I’m also adaptable. I’ve
had to be. Within a year, I
was promoted to supervisor. I
was very proud that I was the youngest and had the least seniority of
everyone on staff, yet I was their boss.
My ego was flying high—maybe as high as the Towers.
A
couple of years and a few promotions later, I left the law firm to begin a
new career in midtown, far away from the soaring monoliths of the
financial district. I became a
headhunter in the accounting and finance field.
I hated the job, and suffered through severe personal pain, but
made the decision not to give in to failure.
Having permanently set foot on the spiritual path, I rallied all my
strength and learned how to make one hundred cold calls a day and how to
make money. After a
year, I was fortunate enough to leave for a much better job on 59th
Street as the Regional Director for a prestigious paralegal school located
in Philadelphia. I
worked closely with the home office, but for the most part, I called my
own shots. I traveled, wrote
articles for trade magazines and newsletters and gave seminars.
I developed my own style of career counseling and built a strong
presence for the school in the New York area.

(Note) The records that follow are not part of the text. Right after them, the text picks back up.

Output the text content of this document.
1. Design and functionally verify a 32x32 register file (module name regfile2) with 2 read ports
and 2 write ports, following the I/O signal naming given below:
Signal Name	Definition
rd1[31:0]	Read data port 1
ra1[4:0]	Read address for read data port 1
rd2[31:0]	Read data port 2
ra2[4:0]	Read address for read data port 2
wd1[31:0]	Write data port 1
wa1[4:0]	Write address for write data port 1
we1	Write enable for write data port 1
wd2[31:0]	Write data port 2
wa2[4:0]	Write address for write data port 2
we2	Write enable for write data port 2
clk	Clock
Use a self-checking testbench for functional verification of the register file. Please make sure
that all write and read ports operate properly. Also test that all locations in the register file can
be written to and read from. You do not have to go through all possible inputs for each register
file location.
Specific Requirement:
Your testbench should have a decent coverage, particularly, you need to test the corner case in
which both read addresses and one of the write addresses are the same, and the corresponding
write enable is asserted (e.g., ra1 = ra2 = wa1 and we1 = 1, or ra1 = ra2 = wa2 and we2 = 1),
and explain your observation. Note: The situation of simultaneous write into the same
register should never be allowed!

I started taking more risks in my personal life and began taking
voice lessons. Then, just as I
hit my stride, personally and professionally, the company began to
flounder and I decided to quit. I
spent a miserable few months in another job in the placement field, but
this time I couldn’t hang in there.
I made a leap of faith and stopped working to sing and to write a
book with a dear friend. It
nearly broke me. I cried every
day. I didn’t have any money
coming in and I had a hard time handling my intense feelings of
insecurity. And then the book
fell through. My singing, my
mother, and my friends sustained me. My
spiritual quest intensified. Then,
when all seemed lost, the Twin Towers beckoned me again.
I
returned to the law firm where I first started my career.

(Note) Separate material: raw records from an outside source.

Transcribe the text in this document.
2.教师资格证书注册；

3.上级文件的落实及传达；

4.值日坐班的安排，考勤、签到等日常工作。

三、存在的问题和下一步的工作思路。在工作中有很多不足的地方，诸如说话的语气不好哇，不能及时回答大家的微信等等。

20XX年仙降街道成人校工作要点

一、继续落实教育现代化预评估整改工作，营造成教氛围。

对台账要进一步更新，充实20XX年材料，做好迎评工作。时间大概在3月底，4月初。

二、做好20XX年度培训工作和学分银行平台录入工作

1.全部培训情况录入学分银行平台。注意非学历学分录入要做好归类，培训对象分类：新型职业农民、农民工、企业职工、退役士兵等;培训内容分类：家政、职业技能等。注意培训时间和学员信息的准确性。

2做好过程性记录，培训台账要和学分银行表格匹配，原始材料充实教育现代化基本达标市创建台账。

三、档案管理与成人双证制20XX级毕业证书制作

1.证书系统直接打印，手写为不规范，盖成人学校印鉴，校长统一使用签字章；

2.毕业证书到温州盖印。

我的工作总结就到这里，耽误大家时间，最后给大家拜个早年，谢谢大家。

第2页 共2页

But the job wasn’t on the same level as the one I left six years
before. It was a giant blow to
my ego. Where was the towering
protection of the nearby World Trade Center?
I would have to re-earn that sense of security and
well-being. Before I left the
first time, the firm had relocated to a tall building that overlooked the
East River. As a non-lawyer,
however, I had an inner office with no view of the outside world.

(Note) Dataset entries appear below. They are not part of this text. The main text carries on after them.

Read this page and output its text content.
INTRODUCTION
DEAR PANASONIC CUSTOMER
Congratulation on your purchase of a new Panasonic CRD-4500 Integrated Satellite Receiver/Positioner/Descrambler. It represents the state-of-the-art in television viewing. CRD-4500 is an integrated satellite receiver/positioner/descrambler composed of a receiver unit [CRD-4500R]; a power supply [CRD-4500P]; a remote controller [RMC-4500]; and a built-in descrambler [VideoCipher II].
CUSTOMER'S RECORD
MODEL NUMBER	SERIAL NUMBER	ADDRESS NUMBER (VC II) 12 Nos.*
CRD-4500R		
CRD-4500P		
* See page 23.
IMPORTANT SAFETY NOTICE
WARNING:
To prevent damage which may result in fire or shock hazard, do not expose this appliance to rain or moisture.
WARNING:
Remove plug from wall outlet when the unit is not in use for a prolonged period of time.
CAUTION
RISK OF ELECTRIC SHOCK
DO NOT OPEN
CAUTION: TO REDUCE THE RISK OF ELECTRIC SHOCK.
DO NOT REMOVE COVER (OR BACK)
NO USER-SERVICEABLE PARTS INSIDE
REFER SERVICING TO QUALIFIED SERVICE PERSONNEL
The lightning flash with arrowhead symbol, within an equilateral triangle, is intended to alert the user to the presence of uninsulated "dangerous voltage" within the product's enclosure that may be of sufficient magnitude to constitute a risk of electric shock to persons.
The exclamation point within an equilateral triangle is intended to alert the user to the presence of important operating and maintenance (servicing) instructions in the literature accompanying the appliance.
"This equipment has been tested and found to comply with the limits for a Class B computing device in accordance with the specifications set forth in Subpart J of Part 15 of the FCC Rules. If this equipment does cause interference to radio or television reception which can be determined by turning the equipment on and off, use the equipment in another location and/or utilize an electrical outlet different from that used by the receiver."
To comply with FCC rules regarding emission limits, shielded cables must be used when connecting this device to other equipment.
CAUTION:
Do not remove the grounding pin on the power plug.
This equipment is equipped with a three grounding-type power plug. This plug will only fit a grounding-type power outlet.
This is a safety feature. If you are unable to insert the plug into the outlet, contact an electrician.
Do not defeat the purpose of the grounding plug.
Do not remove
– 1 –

Even from my insulated location, I felt the rumbling of the 1993
bombing of the World Trade Center, but I stayed at work that day after
many decided to leave the area, because my gut told me I was safe.
I was paying attention to my intuition by this time and trying to
bring my spiritual ideals in line with my day-to-day life, a goal I’m
still trying to achieve. After
this horrible event, something shifted inside me.
I began to understand that change is inevitable and that I didn’t
have to take life so personally. My
emotions weren’t the reliable lens on the world that I thought they
were. My view of the world was
not based on objective fact; it was simply the result of my nature and my
experience. I realized that if
I wanted to be happy, I would have to let go of everything, and see what
the world looked like then. As
I began to let go, new opportunities appeared.
Within a year, I had a new job in the firm as the communications
coordinator and an office with a window.
My view wasn’t of the World Trade Center, my office faced East,
toward Brooklyn, in the direction of the rising sun.
I
left this job after a year. I
had come to the end of the line. It
was time for me to sing, to write, to live outside the protection of the
past and out of the shadow of the World Trade Center, a gigantic symbol
for me of external authority and a way of life that didn’t really work
for me anymore. Ironically,
not long after I left, the law firm where I came of age and that had just
celebrated its 126th anniversary, collapsed under the weight of too many
egos. Six years later,
the Trade Center is gone too, a victim of the bloody global war of the
egos. I wonder what
they’ll build in its place, what I’ll build in its place.